Eurides Ceni diz que ídolo do São Paulo poderia ter feito teste no rival Santos. Na infância, goleiro praticava vôlei, esporte no qual também obteve sucesso
No final de novembro uma grande dúvida pairava no ar: Rogério Ceni iria ou não encerrar a carreira? O Globo Esporte arrumou as malas em São Paulo e foi para Mato Grosso, mais precisamente na cidade de Sinop, conhecer Eurides Ceni, o pai do goleiro tricolor.

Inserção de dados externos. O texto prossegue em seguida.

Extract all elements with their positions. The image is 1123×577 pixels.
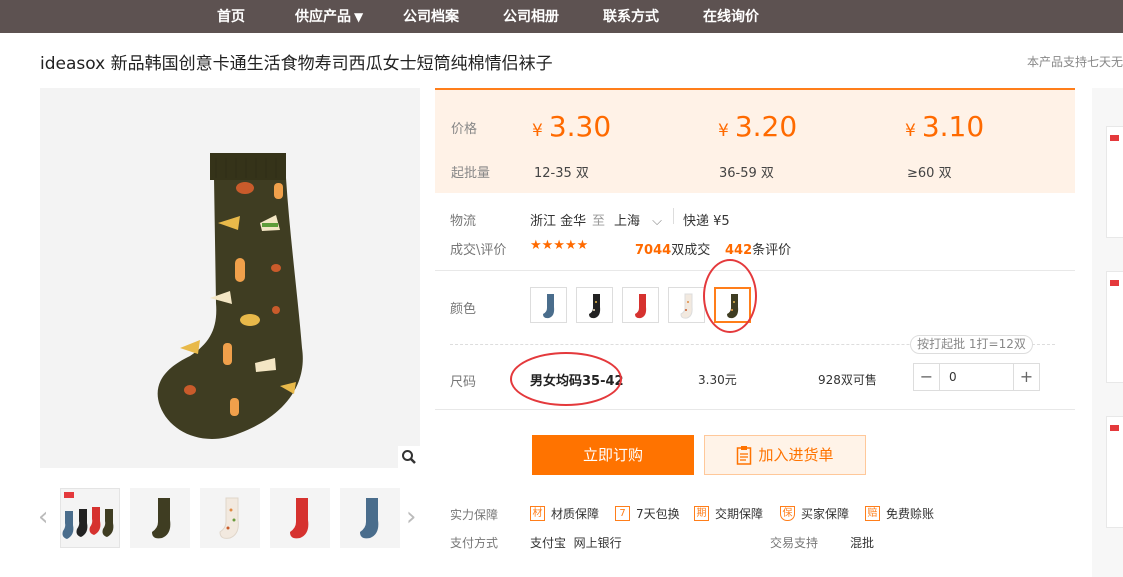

- Eu percebi que ele levava jeito a partir dos três anos. Uma vez fui visitar um irmão que morava em Campo Grande e os meus sobrinhos ficaram impressionados com ele batia na bola. Ele sempre adorou uma bola: sempre, sempre, sempre, sempre. Tanto é que no aniversário dos três anos ele estava bem azedo, sabe? Só riu quando ganhou de presente uma bola - contou o pai de Ceni.
Rogério cresceu jogando futebol e vôlei. Alguns amigos da época apostavam que ele seguiria carreira no vôlei. Na infância, ele se dividia entre a escola, os treinos e ainda o trabalho em um banco. Mesmo assim, conseguia ir bem nos estudos. Só não terminou o segundo grau porque já estava jogando no Sinop Futebol Clube, como terceiro goleiro do time.

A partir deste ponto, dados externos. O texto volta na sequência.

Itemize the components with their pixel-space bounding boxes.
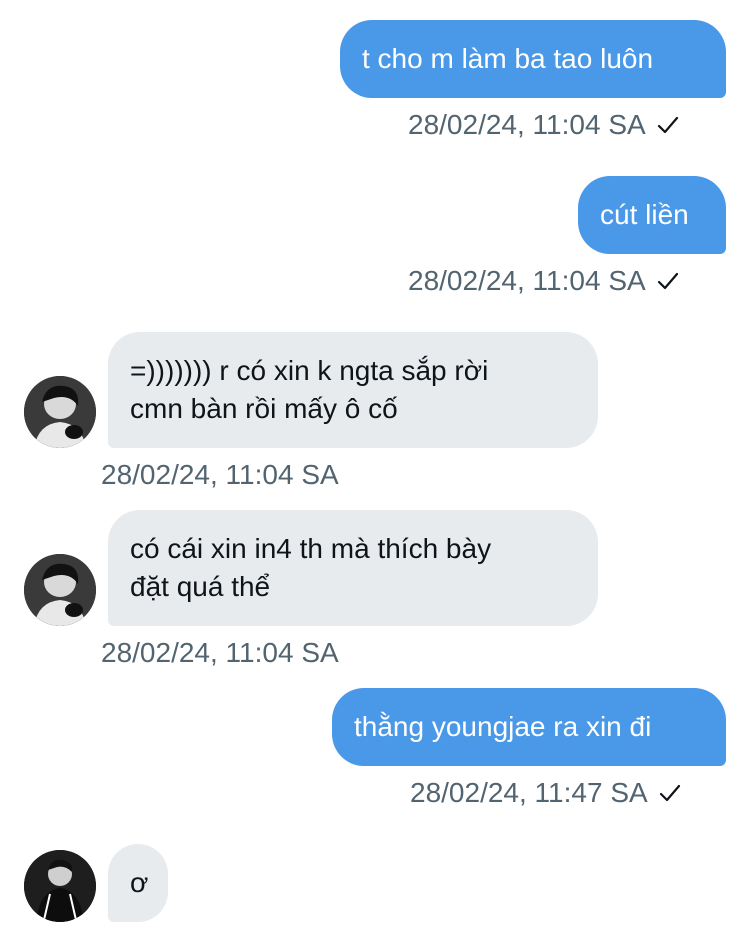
- avatar[interactable]: [24, 850, 96, 922]
- message-bubble-incoming[interactable]: =))))))) r có xin k ngta sắp rời cmn bàn…: [108, 332, 598, 448]
- message-timestamp: 28/02/24, 11:04 SA: [101, 636, 339, 670]
- timestamp-text: 28/02/24, 11:04 SA: [408, 265, 646, 296]
- message-timestamp: 28/02/24, 11:04 SA: [408, 264, 680, 298]
- message-bubble-outgoing[interactable]: thằng youngjae ra xin đi: [332, 688, 726, 766]
- timestamp-text: 28/02/24, 11:04 SA: [408, 109, 646, 140]
- message-bubble-outgoing[interactable]: cút liền: [578, 176, 726, 254]
- check-icon: [659, 784, 680, 802]
- avatar[interactable]: [24, 554, 96, 626]
- message-timestamp: 28/02/24, 11:04 SA: [408, 108, 680, 142]
- message-timestamp: 28/02/24, 11:04 SA: [101, 458, 339, 492]
- timestamp-text: 28/02/24, 11:47 SA: [410, 777, 648, 808]
- check-icon: [657, 272, 678, 290]
- message-bubble-outgoing[interactable]: t cho m làm ba tao luôn: [340, 20, 726, 98]
- avatar-icon: [24, 850, 96, 922]
- avatar-icon: [24, 376, 96, 448]
- avatar[interactable]: [24, 376, 96, 448]
- message-timestamp: 28/02/24, 11:47 SA: [410, 776, 682, 810]
- timestamp-text: 28/02/24, 11:04 SA: [101, 637, 339, 668]
- avatar-icon: [24, 554, 96, 626]
- message-bubble-incoming[interactable]: ơ: [108, 844, 168, 922]
- timestamp-text: 28/02/24, 11:04 SA: [101, 459, 339, 490]
- clipped-previous-content: [100, 0, 280, 2]
- check-icon: [657, 116, 678, 134]
- message-bubble-incoming[interactable]: có cái xin in4 th mà thích bày đặt quá t…: [108, 510, 598, 626]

- O Marília machucou, logo em seguida o Valdir Braga também machucou e estávamos na semifinal do estadual. Aí chegou a vez do Rogério. Ele viajou para Rondonópolis. Lá, saiu um pênalti e ele fez a defesa. E aí foi, a partir desse dia aí, que ele começou a pegar firme e ser o que é hoje - relembrou Biro-Biro, ex-companheiro de Sinop.
O Sinop foi campeão estadual naquele distante 1990 - a primeira vez que um time do interior ficava com o título no Mato Grosso. O presidente do clube conhecia um diretor do São Paulo e levou Rogério para fazer um teste no Morumbi. De lá, ele nunca mais saiu. Porém, seu início poderia ter sido no rival Santos.
- Surgiu a oportunidade de ele fazer um teste no Santos. O diretor de esportes na época soube que o Rogério faria um teste fora. Ele disse que era palmeirense, mas achava que o ideal seria fazer no São Paulo, pela estrutura. No dia 7 de setembro, uma sexta-feira, ele foi aprovado. No sábado ele voltou lá. Depois, na segunda esteve no Morumbi e ficou até hoje - lembrou Eurides.
Campeão de tudo. Maior goleiro artilheiro da história do futebol, jogador com o maior número de jogos pelo mesmo time, com o maior número de vitórias e mais partidas como capitão. Feitos que renderam o Memorial Rogério Ceni bem na entrada do estádio Gigante do Norte, onde tudo começou.
- Eu sou como uma criança que aguarda um dia de festa. Aguardo o dia de jogo do São Paulo como se fosse uma festa. O tempo até passa mais rápido. Eu já fico esperando o próximo jogo, o próximo, o próximo... - disse Sr. Eurides, que terá pelo menos mais seis meses de festas em 2015.